Lion taming is the taming and training of lions, either for protection or for use in entertainment, such as the circus. The term often applies to the taming and display of lions and other big cats such as tigers, leopards, jaguars, cheetahs, and cougars. Lion taming is used as a popular metaphor for any dangerous activity. Lion taming occurs in zoos around the world to enable the keepers to carry out medical procedures and feedings.
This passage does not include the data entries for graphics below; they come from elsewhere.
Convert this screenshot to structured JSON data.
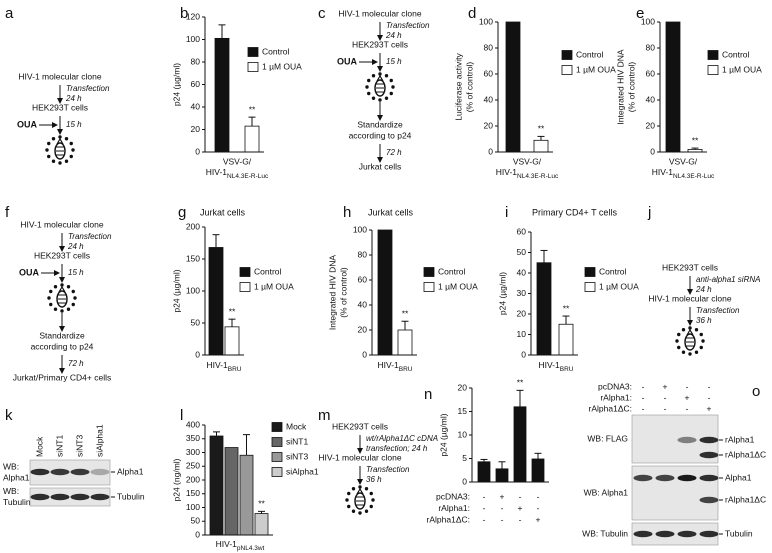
{
  "chart_data": [
    {
      "panel": "b",
      "type": "bar",
      "ylabel": [
        "p24 (µg/ml)"
      ],
      "ylim": [
        0,
        120
      ],
      "yticks": [
        0,
        20,
        40,
        60,
        80,
        100,
        120
      ],
      "xlabel": {
        "prefix": "VSV-G/",
        "main": "HIV-1",
        "sub": "NL4.3E-R-Luc"
      },
      "series": [
        {
          "name": "Control",
          "color": "#111111",
          "values": [
            101
          ],
          "errors": [
            12
          ]
        },
        {
          "name": "1 µM OUA",
          "color": "#ffffff",
          "values": [
            23
          ],
          "errors": [
            8
          ],
          "significance": [
            "**"
          ]
        }
      ]
    },
    {
      "panel": "d",
      "type": "bar",
      "ylabel": [
        "Luciferase activity",
        "(% of control)"
      ],
      "ylim": [
        0,
        100
      ],
      "yticks": [
        0,
        20,
        40,
        60,
        80,
        100
      ],
      "xlabel": {
        "prefix": "VSV-G/",
        "main": "HIV-1",
        "sub": "NL4.3E-R-Luc"
      },
      "series": [
        {
          "name": "Control",
          "color": "#111111",
          "values": [
            100
          ]
        },
        {
          "name": "1 µM OUA",
          "color": "#ffffff",
          "values": [
            9
          ],
          "errors": [
            3
          ],
          "significance": [
            "**"
          ]
        }
      ]
    },
    {
      "panel": "e",
      "type": "bar",
      "ylabel": [
        "Integrated HIV DNA",
        "(% of control)"
      ],
      "ylim": [
        0,
        100
      ],
      "yticks": [
        0,
        20,
        40,
        60,
        80,
        100
      ],
      "xlabel": {
        "prefix": "VSV-G/",
        "main": "HIV-1",
        "sub": "NL4.3E-R-Luc"
      },
      "series": [
        {
          "name": "Control",
          "color": "#111111",
          "values": [
            100
          ]
        },
        {
          "name": "1 µM OUA",
          "color": "#ffffff",
          "values": [
            2
          ],
          "errors": [
            1
          ],
          "significance": [
            "**"
          ]
        }
      ]
    },
    {
      "panel": "g",
      "type": "bar",
      "title": "Jurkat cells",
      "ylabel": [
        "p24 (µg/ml)"
      ],
      "ylim": [
        0,
        200
      ],
      "yticks": [
        0,
        50,
        100,
        150,
        200
      ],
      "xlabel": {
        "main": "HIV-1",
        "sub": "BRU"
      },
      "series": [
        {
          "name": "Control",
          "color": "#111111",
          "values": [
            168
          ],
          "errors": [
            20
          ]
        },
        {
          "name": "1 µM OUA",
          "color": "#ffffff",
          "values": [
            44
          ],
          "errors": [
            12
          ],
          "significance": [
            "**"
          ]
        }
      ]
    },
    {
      "panel": "h",
      "type": "bar",
      "title": "Jurkat cells",
      "ylabel": [
        "Integrated HIV DNA",
        "(% of control)"
      ],
      "ylim": [
        0,
        100
      ],
      "yticks": [
        0,
        20,
        40,
        60,
        80,
        100
      ],
      "xlabel": {
        "main": "HIV-1",
        "sub": "BRU"
      },
      "series": [
        {
          "name": "Control",
          "color": "#111111",
          "values": [
            100
          ]
        },
        {
          "name": "1 µM OUA",
          "color": "#ffffff",
          "values": [
            20
          ],
          "errors": [
            7
          ],
          "significance": [
            "**"
          ]
        }
      ]
    },
    {
      "panel": "i",
      "type": "bar",
      "title": "Primary CD4+ T cells",
      "ylabel": [
        "p24 (µg/ml)"
      ],
      "ylim": [
        0,
        60
      ],
      "yticks": [
        0,
        10,
        20,
        30,
        40,
        50,
        60
      ],
      "xlabel": {
        "main": "HIV-1",
        "sub": "BRU"
      },
      "series": [
        {
          "name": "Control",
          "color": "#111111",
          "values": [
            45
          ],
          "errors": [
            6
          ]
        },
        {
          "name": "1 µM OUA",
          "color": "#ffffff",
          "values": [
            15
          ],
          "errors": [
            4
          ],
          "significance": [
            "**"
          ]
        }
      ]
    },
    {
      "panel": "l",
      "type": "bar",
      "ylabel": [
        "p24 (ng/ml)"
      ],
      "ylim": [
        0,
        400
      ],
      "yticks": [
        0,
        50,
        100,
        150,
        200,
        250,
        300,
        350,
        400
      ],
      "xlabel": {
        "main": "HIV-1",
        "sub": "pNL4.3wt"
      },
      "series": [
        {
          "name": "Mock",
          "color": "#1a1a1a",
          "values": [
            360
          ],
          "errors": [
            15
          ]
        },
        {
          "name": "siNT1",
          "color": "#666666",
          "values": [
            318
          ]
        },
        {
          "name": "siNT3",
          "color": "#999999",
          "values": [
            290
          ],
          "errors": [
            75
          ]
        },
        {
          "name": "siAlpha1",
          "color": "#cccccc",
          "values": [
            78
          ],
          "errors": [
            8
          ],
          "significance": [
            "**"
          ]
        }
      ]
    },
    {
      "panel": "n",
      "type": "bar",
      "ylabel": [
        "p24 (µg/ml)"
      ],
      "ylim": [
        0,
        20
      ],
      "yticks": [
        0,
        5,
        10,
        15,
        20
      ],
      "series": [
        {
          "color": "#111111",
          "values": [
            4.3,
            2.8,
            16,
            4.9
          ],
          "errors": [
            0.5,
            1.5,
            3.5,
            1.2
          ],
          "significance": [
            null,
            null,
            "**",
            null
          ]
        }
      ],
      "conditions": [
        {
          "name": "pcDNA3:",
          "signs": [
            "-",
            "+",
            "-",
            "-"
          ]
        },
        {
          "name": "rAlpha1:",
          "signs": [
            "-",
            "-",
            "+",
            "-"
          ]
        },
        {
          "name": "rAlpha1ΔC:",
          "signs": [
            "-",
            "-",
            "-",
            "+"
          ]
        }
      ]
    }
  ],
  "diagrams": [
    {
      "panel": "a",
      "steps": [
        {
          "text": [
            "HIV-1 molecular clone"
          ]
        },
        {
          "arrow": [
            "Transfection",
            "24 h"
          ]
        },
        {
          "text": [
            "HEK293T cells"
          ]
        },
        {
          "arrow": [
            "15 h"
          ],
          "input": "OUA"
        },
        {
          "icon": "cell"
        }
      ]
    },
    {
      "panel": "c",
      "steps": [
        {
          "text": [
            "HIV-1 molecular clone"
          ]
        },
        {
          "arrow": [
            "Transfection",
            "24 h"
          ]
        },
        {
          "text": [
            "HEK293T cells"
          ]
        },
        {
          "arrow": [
            "15 h"
          ],
          "input": "OUA"
        },
        {
          "icon": "cell"
        },
        {
          "arrow": []
        },
        {
          "text": [
            "Standardize",
            "according to p24"
          ]
        },
        {
          "arrow": [
            "72 h"
          ]
        },
        {
          "text": [
            "Jurkat cells"
          ]
        }
      ]
    },
    {
      "panel": "f",
      "steps": [
        {
          "text": [
            "HIV-1 molecular clone"
          ]
        },
        {
          "arrow": [
            "Transfection",
            "24 h"
          ]
        },
        {
          "text": [
            "HEK293T cells"
          ]
        },
        {
          "arrow": [
            "15 h"
          ],
          "input": "OUA"
        },
        {
          "icon": "cell"
        },
        {
          "arrow": []
        },
        {
          "text": [
            "Standardize",
            "according to p24"
          ]
        },
        {
          "arrow": [
            "72 h"
          ]
        },
        {
          "text": [
            "Jurkat/Primary CD4+ cells"
          ]
        }
      ]
    },
    {
      "panel": "j",
      "steps": [
        {
          "text": [
            "HEK293T cells"
          ]
        },
        {
          "arrow": [
            "anti-alpha1 siRNA",
            "24 h"
          ]
        },
        {
          "text": [
            "HIV-1 molecular clone"
          ]
        },
        {
          "arrow": [
            "Transfection",
            "36 h"
          ]
        },
        {
          "icon": "cell"
        }
      ]
    },
    {
      "panel": "m",
      "steps": [
        {
          "text": [
            "HEK293T cells"
          ]
        },
        {
          "arrow": [
            "wt/rAlpha1ΔC cDNA",
            "transfection; 24 h"
          ]
        },
        {
          "text": [
            "HIV-1 molecular clone"
          ]
        },
        {
          "arrow": [
            "Transfection",
            "36 h"
          ]
        },
        {
          "icon": "cell"
        }
      ]
    }
  ],
  "blots": [
    {
      "panel": "k",
      "lanes": [
        "Mock",
        "siNT1",
        "siNT3",
        "siAlpha1"
      ],
      "rows": [
        {
          "label": [
            "WB:",
            "Alpha1"
          ],
          "markers": [
            "Alpha1"
          ]
        },
        {
          "label": [
            "WB:",
            "Tubulin"
          ],
          "markers": [
            "Tubulin"
          ]
        }
      ]
    },
    {
      "panel": "o",
      "conditions": [
        {
          "name": "pcDNA3:",
          "signs": [
            "-",
            "+",
            "-",
            "-"
          ]
        },
        {
          "name": "rAlpha1:",
          "signs": [
            "-",
            "-",
            "+",
            "-"
          ]
        },
        {
          "name": "rAlpha1ΔC:",
          "signs": [
            "-",
            "-",
            "-",
            "+"
          ]
        }
      ],
      "rows": [
        {
          "label": [
            "WB: FLAG"
          ],
          "markers": [
            "rAlpha1",
            "rAlpha1ΔC"
          ]
        },
        {
          "label": [
            "WB: Alpha1"
          ],
          "markers": [
            "Alpha1",
            "rAlpha1ΔC"
          ]
        },
        {
          "label": [
            "WB: Tubulin"
          ],
          "markers": [
            "Tubulin"
          ]
        }
      ]
    }
  ]
}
The Captive Animals Protection Society maintains that animal welfare cannot be guaranteed in circuses. The use of lions in circuses have been affected by bans on circus animals in some countries.

==Notable lion tamers==

 In chronological order
- George Wombwell (1777–1850), founder of Wombwell's Traveling Menagerie, raised many animals himself, including the first lion bred in captivity in Britain.
- Isaac A. Van Amburgh (1811–1865), American animal trainer who developed the first trained wild animal act in modern times. He was known for acts of daring, such as placing his head inside the jaws of a wild cat, and became known as "The Lion King".
- Thomas Macarte (c. 1839–1872), killed during a performance in 1872
- Martini Maccomo (c. 1839–1871), a lion tamer in Victorian Britain
- Carl Hagenbeck (1844–1913), a merchant of wild animals
- Suresh Biswas (1861–1905), Indian circus performer popular in Europe in the 1880s for taming wild animals
- Hezekiah Moscow (c. 1862–c. 1901), Jamaican boxer who worked as a lion tamer in the mid-1880s.
- Claire Heliot (1866–1953), German lion tamer, born Klara Haumann (Huth)
- Tilly Bébé (1879–1932), Austrian lion and polar bear tamer
- Rose Flanders Bascom (1880–1915), first American female lion tamer
- Mabel Stark (1889–1968), one of the world's first women tiger tamers
- Clyde Beatty (1903–1965), one of the pioneers of using a chair in training big cats
- Irina Bugrimova (1911–2001), the first female lion tamer in Russia
- Gunther Gebel-Williams (1934–2001), a world-famous animal trainer for the Red Unit with Ringling Bros. and Barnum & Bailey Circus.
- Siegfried & Roy. Performer duo of Siegfried Fischbacher (1939–2021) and Roy Horn (1944–2020), while primarily known as magicians, they were famous as big cat handlers. Their Las Vegas show featured dozens of white lions and tigers.
- Ángel Cristo (1943–2010), the most famous lion and tiger tamer in Spain, known for his numerous accidents under lion and tiger attacks. In 1982 he won the Medalla de Oro del Festival Internacional del Circo ('Golden Medal of the Circus International Festival').
- Martin Lacey (born 1947), animal trainer, owner of the Great British Circus, trained most of the tigers used in the ESSO TV advertisements in the 1970s.
- Martin Lacey Jr. (born 1977), son of Martin, an animal trainer and performer with Circus Krone in Munich

== In popular culture ==
The 1941 circus film The Wagons Roll at Night tells the story of the rookie lion tamer Matt Varney. In the finale, the circus manager Nick Coster tries to have him killed in the lion cage by giving Matt an unloaded tamer's gun. A couple of lion tamers are the protagonists of the French film Roselyne and the Lions (1989).